Given the struggles with the Power unit and the conglomerate's shrinking footprint through a targeted $20 billion of asset sales, Flannery's lack of commitment to maintaining the 48-cent dividend in 2019 spooked investors. He said the dividend, which he knows is a key component of the valuation and attraction of the stock, is a "function of the free cash flow of the company. And that's ultimately a function of our operating performance with the assets and things that we do with the portfolio."

Flannery's refusal to reaffirm the dividend gave Tusa the sense that "anything is possible on this front." Still, GE reportedly has no plans to cut the dividend, according to CNBC's David Faber, citing people familiar with the matter.

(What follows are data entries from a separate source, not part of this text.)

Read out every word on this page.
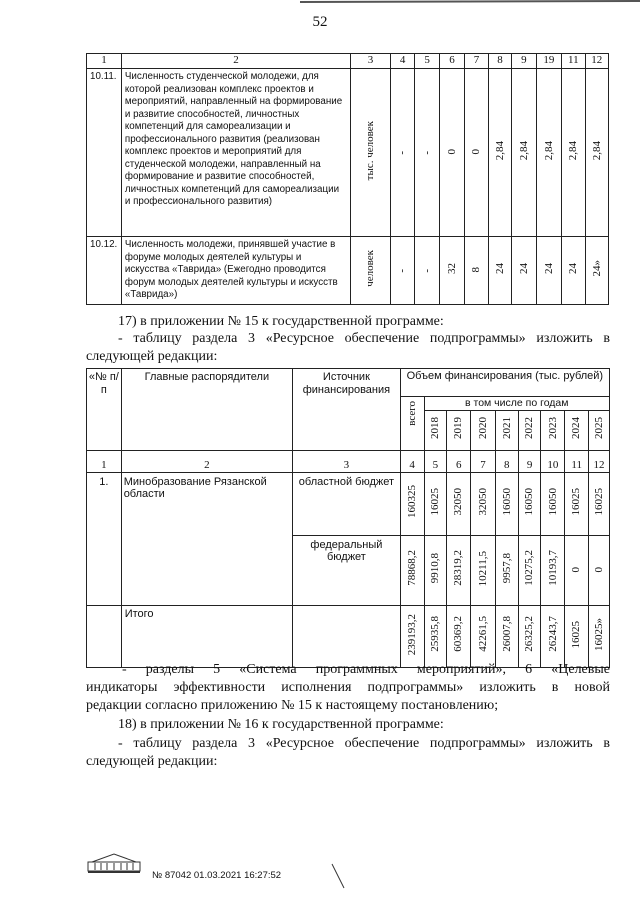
52
1	2	3	4	5	6	7	8	9	19	11	12
10.11.	Численность студенческой молодежи, для которой реализован комплекс проектов и мероприятий, направленный на формирование и развитие способностей, личностных компетенций для самореализации и профессионального развития (реализован комплекс проектов и мероприятий для студенческой молодежи, направленный на формирование и развитие способностей, личностных компетенций для самореализации и профессионального развития)	тыс. человек	-	-	0	0	2,84	2,84	2,84	2,84	2,84
10.12.	Численность молодежи, принявшей участие в форуме молодых деятелей культуры и искусства «Таврида» (Ежегодно проводится форум молодых деятелей культуры и искусств «Таврида»)	человек	-	-	32	8	24	24	24	24	24»
17) в приложении № 15 к государственной программе:
- таблицу раздела 3 «Ресурсное обеспечение подпрограммы» изложить в следующей редакции:
«№ п/п	Главные распорядители	Источник финансирования	Объем финансирования (тыс. рублей)								
			всего	в том числе по годам							
				2018	2019	2020	2021	2022	2023	2024	2025
1	2	3	4	5	6	7	8	9	10	11	12
1.	Минобразование Рязанской области	областной бюджет	160325	16025	32050	32050	16050	16050	16050	16025	16025
		федеральный бюджет	78868,2	9910,8	28319,2	10211,5	9957,8	10275,2	10193,7	0	0
	Итого		239193,2	25935,8	60369,2	42261,5	26007,8	26325,2	26243,7	16025	16025»
- разделы 5 «Система программных мероприятий», 6 «Целевые
индикаторы эффективности исполнения подпрограммы» изложить в новой
редакции согласно приложению № 15 к настоящему постановлению;
18) в приложении № 16 к государственной программе:
- таблицу раздела 3 «Ресурсное обеспечение подпрограммы» изложить в
следующей редакции:
№ 87042 01.03.2021 16:27:52
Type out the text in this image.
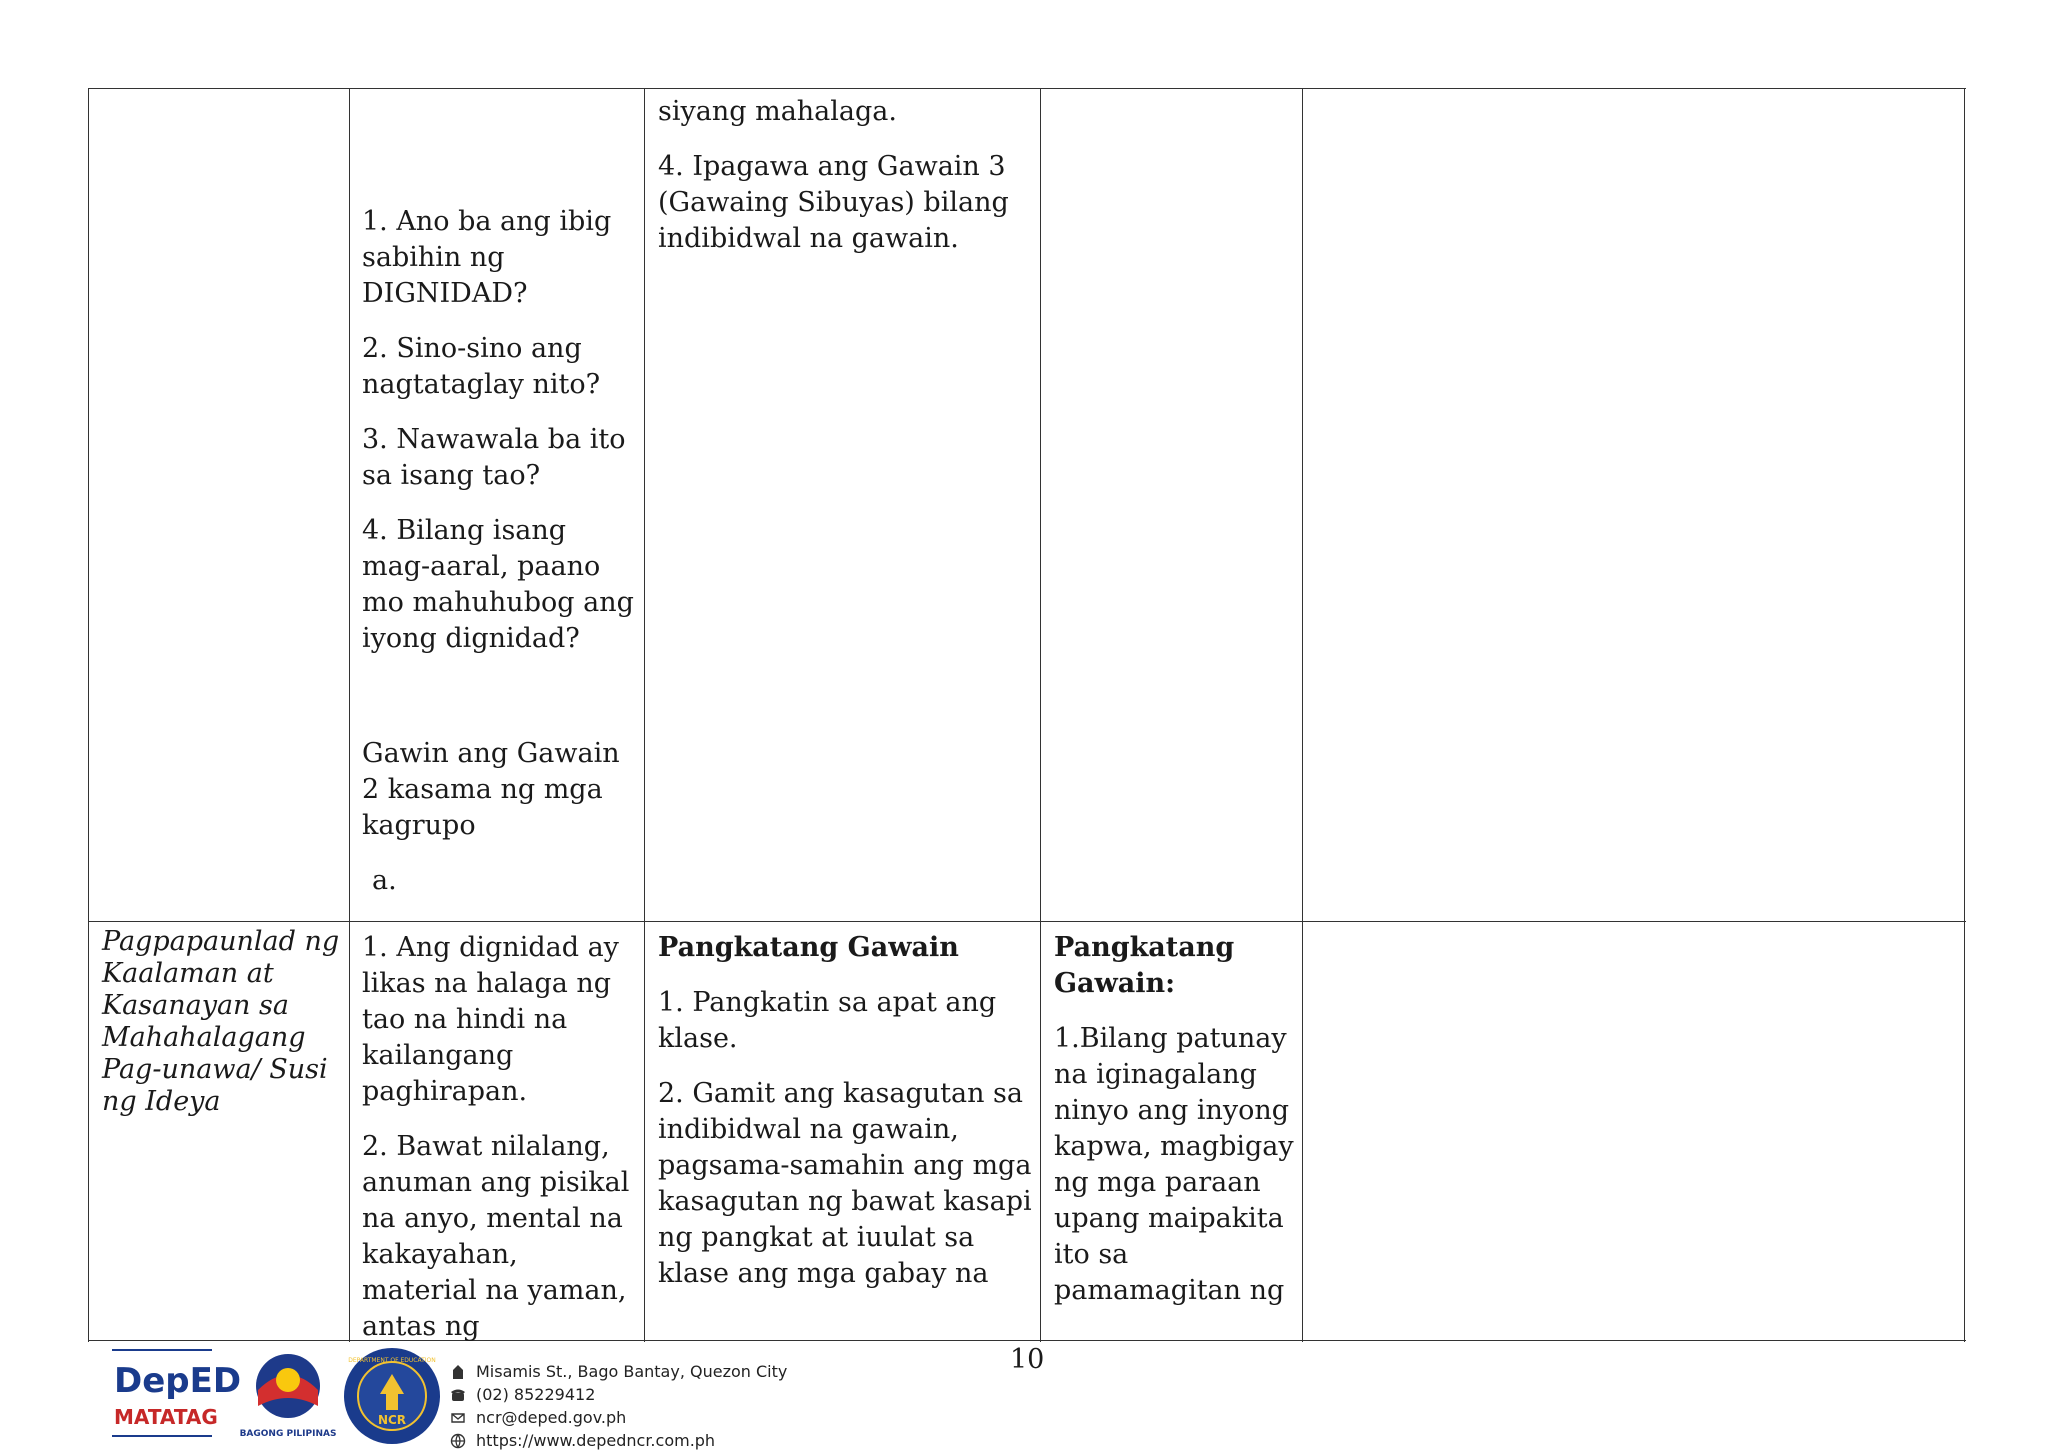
1. Ano ba ang ibig sabihin ng DIGNIDAD?

2. Sino-sino ang nagtataglay nito?

3. Nawawala ba ito sa isang tao?

4. Bilang isang mag-aaral, paano mo mahuhubog ang iyong dignidad?

Gawin ang Gawain 2 kasama ng mga kagrupo

a.

siyang mahalaga.

4. Ipagawa ang Gawain 3 (Gawaing Sibuyas) bilang indibidwal na gawain.

Pagpapaunlad ng Kaalaman at Kasanayan sa Mahahalagang Pag-unawa/ Susi ng Ideya

1. Ang dignidad ay likas na halaga ng tao na hindi na kailangang paghirapan.

2. Bawat nilalang, anuman ang pisikal na anyo, mental na kakayahan, material na yaman, antas ng

Pangkatang Gawain

1. Pangkatin sa apat ang klase.

2. Gamit ang kasagutan sa indibidwal na gawain, pagsama-samahin ang mga kasagutan ng bawat kasapi ng pangkat at iuulat sa klase ang mga gabay na

Pangkatang Gawain:

1.Bilang patunay na iginagalang ninyo ang inyong kapwa, magbigay ng mga paraan upang maipakita ito sa pamamagitan ng

10
DepED
MATATAG
BAGONG PILIPINAS
DEPARTMENT OF EDUCATION
NCR
Misamis St., Bago Bantay, Quezon City
(02) 85229412
ncr@deped.gov.ph
https://www.depedncr.com.ph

"While we did not expect 'new news,' there is a lack of anything tangible to change our view on the situation and some data points to reinforce our caution, adding up to what appears to be a holding pattern until they present a more comprehensive plan for the future, potentially in June," Tusa said.

The firm maintained its $11 price target on the stock. Shares of GE on Wednesday plunged the most in nine years, falling 7.3% to $14.18, after Flannery's presentation.

But the stock was rebounding on Thursday as GE shares rose 3.2% to $14.65 at 12 p.m. New York time on Thursday.

The rally in GE's shares Thursday morning is "technical in nature," according to Stephen Guilfoyle, founder of family-run trading operation Sarge986 LLC. Still, investors should not put their money into GE strictly for the 3.4% dividend yield, Guilfoyle said.

"If you feel the need to take a speculative shot here, I would suggest something along the lines of a purchase of September $16 calls," Guilfoyle wrote in a column for TheStreet. "Right now, they are trading roughly for a song (about $0.32), which should tell you something."